"Vertical" Regex Matching in an Ascii "Image"

vertical regex matching in an ASCII image


Answer to question 1

To answer the first question one could use:

(?xm)                    # ignore comments and whitespace, ^ matches beginning of line
^ # beginning of line
(?:
. # any character except \n
(?= # lookahead
.*+\n # go to next line
( \1?+ . ) # add a character to the 1st capturing group
.*+\n # next line
( \2?+ . ) # add a character to the 2nd capturing group
)
)*? # repeat as few times as needed
X .*+\n # X on the first line and advance to next line
\1?+ # if 1st capturing group is defined, use it, consuming exactly the same number of characters as on the first line
X .*+\n # X on the 2nd line and advance to next line
\2?+ # if 2st capturing group is defined, use it, consuming exactly the same number of characters as on the first line
X # X on the 3rd line

Online demo

This expression works in Perl, PCRE, Java and should work in .NET.
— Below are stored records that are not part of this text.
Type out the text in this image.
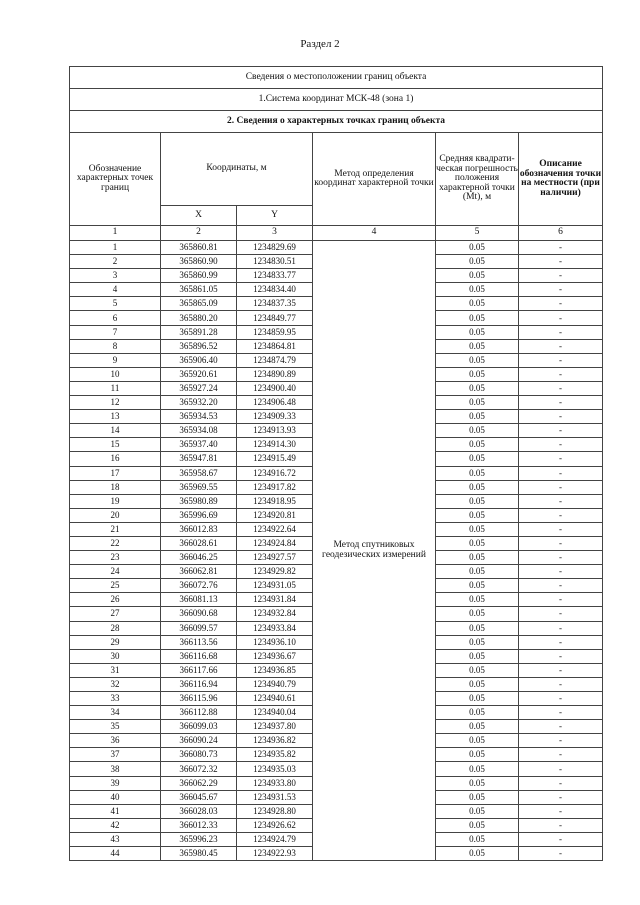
Раздел 2
Сведения о местоположении границ объекта					
1.Система координат МСК-48 (зона 1)					
2. Сведения о характерных точках границ объекта					
Обозначение характерных точек границ	Координаты, м		Метод определения координат характерной точки	Средняя квадрати-ческая погрешность положения характерной точки (Mt), м	Описание обозначения точки на местности (при наличии)
	X	Y			
1	2	3	4	5	6
1	365860.81	1234829.69	Метод спутниковых геодезических измерений	0.05	-
2	365860.90	1234830.51		0.05	-
3	365860.99	1234833.77		0.05	-
4	365861.05	1234834.40		0.05	-
5	365865.09	1234837.35		0.05	-
6	365880.20	1234849.77		0.05	-
7	365891.28	1234859.95		0.05	-
8	365896.52	1234864.81		0.05	-
9	365906.40	1234874.79		0.05	-
10	365920.61	1234890.89		0.05	-
11	365927.24	1234900.40		0.05	-
12	365932.20	1234906.48		0.05	-
13	365934.53	1234909.33		0.05	-
14	365934.08	1234913.93		0.05	-
15	365937.40	1234914.30		0.05	-
16	365947.81	1234915.49		0.05	-
17	365958.67	1234916.72		0.05	-
18	365969.55	1234917.82		0.05	-
19	365980.89	1234918.95		0.05	-
20	365996.69	1234920.81		0.05	-
21	366012.83	1234922.64		0.05	-
22	366028.61	1234924.84		0.05	-
23	366046.25	1234927.57		0.05	-
24	366062.81	1234929.82		0.05	-
25	366072.76	1234931.05		0.05	-
26	366081.13	1234931.84		0.05	-
27	366090.68	1234932.84		0.05	-
28	366099.57	1234933.84		0.05	-
29	366113.56	1234936.10		0.05	-
30	366116.68	1234936.67		0.05	-
31	366117.66	1234936.85		0.05	-
32	366116.94	1234940.79		0.05	-
33	366115.96	1234940.61		0.05	-
34	366112.88	1234940.04		0.05	-
35	366099.03	1234937.80		0.05	-
36	366090.24	1234936.82		0.05	-
37	366080.73	1234935.82		0.05	-
38	366072.32	1234935.03		0.05	-
39	366062.29	1234933.80		0.05	-
40	366045.67	1234931.53		0.05	-
41	366028.03	1234928.80		0.05	-
42	366012.33	1234926.62		0.05	-
43	365996.23	1234924.79		0.05	-
44	365980.45	1234922.93		0.05	-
The expression uses lookaheads with self referencing capturing groups to add a character for every repetition of the lookahead (this is used to "count").

\1?+ means if \1 matches (or is defined) consume it, and don't give it back (don't backtrack). In this case it's equivalent to (?(1) \1 ). Which means match \1 if \1 is defined.

polygenelubricants explains this kinds of lookaheads with backreferences very nicely in his answer for How can we match a^n b^n with Java regex?. (He has also written about other impressive tricks for Java regex involving backreferences and lookarounds.)

Answer to question 2

Plain matching

When just using matching and requiring the answer (count) in the number of matches, then the question 2 answer would be:

It can not be directly solved in regex flavors that have a limited lookbehind. While other flavors like Java and .NET could (as for example in m.buettner's .NET solution).

Thus plain regex matches in Perl and PCRE (PHP, etc) cannot directly answer this question in this case.

(Semi?)proof

Assume that no variable length lookbehinds are available.

You have to in some way count the number of characters on a line before an X.

Only way to do that is to match them, and since no variable length lookbehinds are available you have to start the match (at least) at the beginning of the line.

If you start the match at the beginning of a line you can only get at most one match per line.

Since there can be multiple occurrences per line, this would not count them all and would not give a correct answer.

Length/indirect solution

On the other hand if we accept the answer as the length of a match or substitution result, then the 2nd question can be answered in PCRE and Perl (and other flavors).

This solution is based on/inspired by m.buettner's nice "partial PCRE solution".

One could simply replace all matches of the following expression with $3, getting the answer to question two (the number of patterns of interests) as the length of the resulting string.

^
(?:
(?: # match .+? characters
.
(?= # counting the same number on the following two lines
.*+\n
( \1?+ . )
.*+\n
( \2?+ . )
)
)+?
(?<= X ) # till the above consumes an X
(?= # that matches the following conditions
.*+\n
\1?+
(?<= X )
.*+\n
\2?+
(?<= X )
)
(?= # count the number of matches
.*+\n
( \3?+ . ) # the number of matches = length of $3
)
)* # repeat as long as there are matches on this line
.*\n? # remove the rest of the line

Which in Perl could be written as:

$in =~ s/regex/$3/gmx;
$count = length $in;

Online demo

This expression is similar to the solution to question 1 above, with some modifications to include X in the characters matched in the first lookahead, wrapped with a quantifier and counting number of matches of the quantifier.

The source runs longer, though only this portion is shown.